Les acteurs ont passé en revue le 06 Mai 2025 à Yaoundé la situation sécuritaire des convois et infrastructures ferroviaires face à la recrudescence de nombreux incidents sur le rail selon les données présentées ces derniers mois mettant en péril non seulement les équipements, mais aussi la vie du personnel et des usagers.
C’était au cours de la 44ème session extraordinaire conjointe du Comité Interministériel des Infrastructures Ferroviaires (COMIFER) et du Comité de Transport Voyageurs (CTV) présidée par le ministre des Transports (MINT) Jean Ernest Massena NGALLÈ BIBÉHÈ en présence de ses collaborateurs et des représentants du chemin de fer notamment le concessionnaire Camrail.

Une séance de travail, qui s’inscrit dans la continuité de la précédente session de cette auguste instance, nous présidée le 16 mai 2024, et pour laquelle la mise en œuvre des recommandations formulées a fait l’objet d’examen. D’entrée de jeu, le MINT a salué la présence des acteurs concernés par cette problématique.
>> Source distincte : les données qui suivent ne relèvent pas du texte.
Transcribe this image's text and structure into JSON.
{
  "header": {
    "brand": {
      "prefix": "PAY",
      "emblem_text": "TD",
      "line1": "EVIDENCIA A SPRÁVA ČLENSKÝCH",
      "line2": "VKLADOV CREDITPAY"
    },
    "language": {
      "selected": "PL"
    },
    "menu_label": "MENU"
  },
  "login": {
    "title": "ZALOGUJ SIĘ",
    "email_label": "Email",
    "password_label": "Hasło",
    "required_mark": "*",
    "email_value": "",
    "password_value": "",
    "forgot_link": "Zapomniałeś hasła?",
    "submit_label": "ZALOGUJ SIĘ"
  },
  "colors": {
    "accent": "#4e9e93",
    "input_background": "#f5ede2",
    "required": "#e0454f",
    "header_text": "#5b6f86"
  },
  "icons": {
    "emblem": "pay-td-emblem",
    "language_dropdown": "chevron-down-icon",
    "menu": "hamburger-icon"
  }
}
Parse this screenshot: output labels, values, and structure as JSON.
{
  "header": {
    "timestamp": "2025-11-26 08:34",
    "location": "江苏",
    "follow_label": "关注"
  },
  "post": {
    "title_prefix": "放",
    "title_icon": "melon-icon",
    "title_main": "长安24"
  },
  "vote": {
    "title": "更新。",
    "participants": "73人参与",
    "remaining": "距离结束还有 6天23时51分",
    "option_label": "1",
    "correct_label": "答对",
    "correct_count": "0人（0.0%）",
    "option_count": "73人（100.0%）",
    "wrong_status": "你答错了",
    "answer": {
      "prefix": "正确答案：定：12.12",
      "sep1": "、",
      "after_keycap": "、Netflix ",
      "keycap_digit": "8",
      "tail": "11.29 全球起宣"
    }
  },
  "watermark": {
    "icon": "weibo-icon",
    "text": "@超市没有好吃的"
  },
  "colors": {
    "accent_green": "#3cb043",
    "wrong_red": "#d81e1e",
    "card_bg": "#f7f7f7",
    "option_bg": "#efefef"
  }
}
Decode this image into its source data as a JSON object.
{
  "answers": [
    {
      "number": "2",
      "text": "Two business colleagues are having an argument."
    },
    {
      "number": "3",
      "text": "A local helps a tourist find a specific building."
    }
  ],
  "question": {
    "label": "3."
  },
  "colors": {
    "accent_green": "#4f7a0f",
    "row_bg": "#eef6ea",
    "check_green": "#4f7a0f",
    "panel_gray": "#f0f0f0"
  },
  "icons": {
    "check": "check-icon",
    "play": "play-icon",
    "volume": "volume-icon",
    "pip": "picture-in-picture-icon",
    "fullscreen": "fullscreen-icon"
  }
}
Il s’agit d’une recrudescence d’incidents ayant un impact certain sur les indicateurs de performance, aussi bien en ce qui concerne le transport des passagers que celui du fret.

Le chef de ce département ministériel a évoqué plusieurs cas notamment celui des nombreux déraillements enregistrés principalement sur la section Bélabo-Ngaoundéré, les cas de collision récent observés au droit de certains passages à niveau sur le réseau, il a également fait allusion à la multiplication des comportements irresponsables et dangereux qui sont de plus en plus observés aux abords de la voie, notamment les occupations anarchiques de l’emprise ferroviaire, les traversées non autorisées, les dépôts d’ordures sur les rails, les jets de pierre sur les convois des trains marchandises, le siphonage des wagons d’hydrocarbures et même les actes de vandalisme sur les équipements essentiels à la sécurité des circulations. « Face à cette situation préoccupante, il est de notre responsabilité collective d’agir, à travers des mesures de sensibilisation, de prévention et même de répression si nécessaire, mais surtout d’inculquer aux usagers une culture de la sécurité et du respect de la réglementation sur le trafic autour de la voie ferrée » a-t-il souligné.
Par la suite, il a été indiqué que ces actes qui ne sont pas anodins sont à l’origine d’accidents parfois dramatiques, de retards très souvent importants dans le transport des voyageurs et des marchandises, de pannes coûteuses des matériels roulants et d’une détérioration accélérée des équipements de la voie.

Après plusieurs heures d’analyse des causes profondes de ces actes d’incivisme et de malveillance, les acteurs ont identifié les zones critiques, partagé leurs expériences et proposé des mesures concrètes et efficaces. D’où le MINT appelle chaque partie prenante à une responsabilité collective à travers des mesures de sensibilisation, de prévention, et même des répressions si nécessaire, mais surtout d’inculquer aux usagers une culture de la sécurité et du respect de la règlementation sur le trafic autour de la voie ferrée. « Aux forces de maintien de l’ordre et de sécurité, je voudrais recommander une vigilance accrue dans la surveillance des infrastructures ferroviaires et dans la diligence des enquêtes et Operations initiées, d’éradiquer ces fléaux qui engrainent l’activité ferroviaire ».
Claude MISSE NTONE, Directeur des Infrastructures Ferroviaires au MINT interpelle les acteurs concernés ( MINDDEVEL, MINAT, MINDEF, DGSN, SED) à prendre des mesures sécuritaires d’urgence pour mettre fin à ces actes de malveillance répertoriés au fil des temps par le concessionnaire.